Campus political correctness threatens democracy, prosperity
American universities pose a terrible threat to our prosperity and democracy.
All college graduates should be well equipped at critical thinking – the capacity to reach measured conclusions from available statements and data, independent of preconceived notions.
Although essential at every level of professional work, employers find that facility lacking in about 4 in 10 graduates. As alarming, the College Learning Assessment Plus found four years of college often adds little to students’ analytical abilities, even at many prestigious institutions like the University of Texas.
In the 1950s, freshman composition was an arduous rite of passage. Each week, students wrote themes, which were rigorously graded for grammar and logical structure. They learned not merely how to bang a subject against a verb but also how to think clearly and put aside personal biases.
Gradually, such rigor has been removed from required undergraduate curricula. These days repeating faculties’ and administrators’ politically correct orthodoxy, and running off campus speakers whose views challenge their prejudices, are what passes for intellectual competence.
In a less technical era, a general education – with a major in anthropology or history – was enough to launch a career. These days something more practical like software engineering or finance is required for most students to succeed.
Too often faculty and administrators dupe students with nostrums like “you can accomplish just about anything with a humanities degree” and offer examples of alumni in their 40s and 50s with enviable careers.
They don’t tell students that those alumni graduated into a more robust, less technologically demanding job market, and were better equipped, by virtue of more rigorous curricula, for self-directed continuing education.

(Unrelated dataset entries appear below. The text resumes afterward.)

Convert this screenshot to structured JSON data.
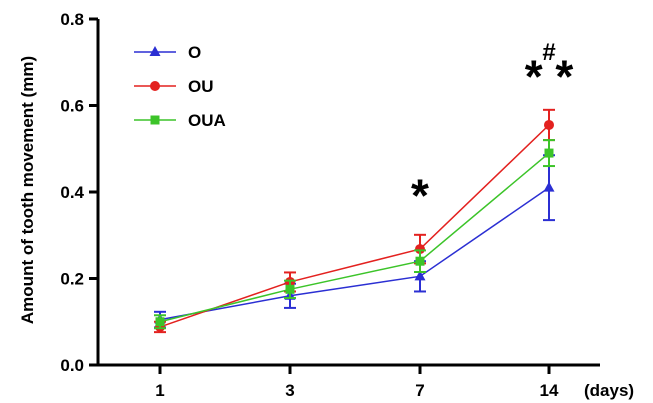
{
  "chart_data": {
    "type": "line",
    "ylabel": "Amount of tooth movement (mm)",
    "x_unit_label": "(days)",
    "categories": [
      "1",
      "3",
      "7",
      "14"
    ],
    "ylim": [
      0,
      0.8
    ],
    "yticks": [
      {
        "value": 0.0,
        "label": "0.0"
      },
      {
        "value": 0.2,
        "label": "0.2"
      },
      {
        "value": 0.4,
        "label": "0.4"
      },
      {
        "value": 0.6,
        "label": "0.6"
      },
      {
        "value": 0.8,
        "label": "0.8"
      }
    ],
    "grid": false,
    "legend_position": "top-left",
    "series": [
      {
        "name": "O",
        "color": "#2b2fd3",
        "marker": "triangle",
        "values": [
          0.105,
          0.16,
          0.205,
          0.41
        ],
        "errors": [
          0.018,
          0.028,
          0.035,
          0.075
        ]
      },
      {
        "name": "OU",
        "color": "#e3211f",
        "marker": "circle",
        "values": [
          0.088,
          0.192,
          0.268,
          0.555
        ],
        "errors": [
          0.012,
          0.022,
          0.033,
          0.035
        ]
      },
      {
        "name": "OUA",
        "color": "#3cc429",
        "marker": "square",
        "values": [
          0.1,
          0.175,
          0.24,
          0.49
        ],
        "errors": [
          0.015,
          0.02,
          0.025,
          0.03
        ]
      }
    ],
    "annotations": [
      {
        "category": "7",
        "y": 0.355,
        "text": "*",
        "style": "star"
      },
      {
        "category": "14",
        "y": 0.63,
        "text": "* *",
        "style": "star"
      },
      {
        "category": "14",
        "y": 0.705,
        "text": "#",
        "style": "hash"
      }
    ]
  }
}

America can’t expect to compete internationally with such ill-prepared citizens.
As importantly, universities are undermining American civic values of tolerance and respect for due process.
Broadly understood norms requiring faculty to abstain from the most hideous hate speech have morphed into expansive campus codes and tribunals – essentially required by a 2011 Obama administration directive to universities – that investigate faculty for posing ideas students decide are homophobic, racially charged or otherwise discomforting.
The slightest and most innocent turn of phrase – or ideas that cause students to question any form of political correctness – can land faculty in the dean’s office and cost them their jobs or at the very least leave the wrongfully accused marginalized and ostracized.
As a defensive mechanism, many instructors are removing material that challenges cultural norms, values and prejudices. A professor of film at CUNY has dropped “Birth of Nation” because it deals with racism and “Tootsie” because it brings up too many gender stereotypes.
Much is appropriately made of assaults on free speech, but those have morphed into broader attacks on the most essential element of academic freedom – the latitude to thoughtfully challenge – free from fear of retribution – widely accepted ideas about society and science.
In an op-ed, Professors Amy Wax and Larry Alexander from the Universities of Pennsylvania and San Diego argued that the decline of a unifying culture that valued hard work, self-discipline, child rearing in stable marriages, service to employers and community, and respect for authority greatly contributes to poor economic and social conditions among working class whites and minorities. Colleagues responded with a firestorm of attacks and the usual invectives about racism.
Bowing to mob rule and embracing vigilantism in lieu of due process, the law school dean removed Professor Wax from a mandatory first-year course and asked her to take a leave of absence. Maybe it’s the dean and some of her colleagues who are in need of a timeout.
America is unique among nations, because it was founded on the idea of the fundamental sanctity of individual liberty and freedom of thought, and not as a place defined by a specific ethnic, language or religious identity. All that is needed to become an American is to embrace this basic creed and take up the shared responsibility to preserve it.
It is difficult to see how a civilization that puts so much stock in those values and equal treatment under the law can long survive when its young people are required to embrace such intolerance and taught by example that those accused of transgressions are entitled to no more due process than the mob rule of a fascist state.
Peter Morici is an economist and business professor at the University of Maryland, and a national columnist.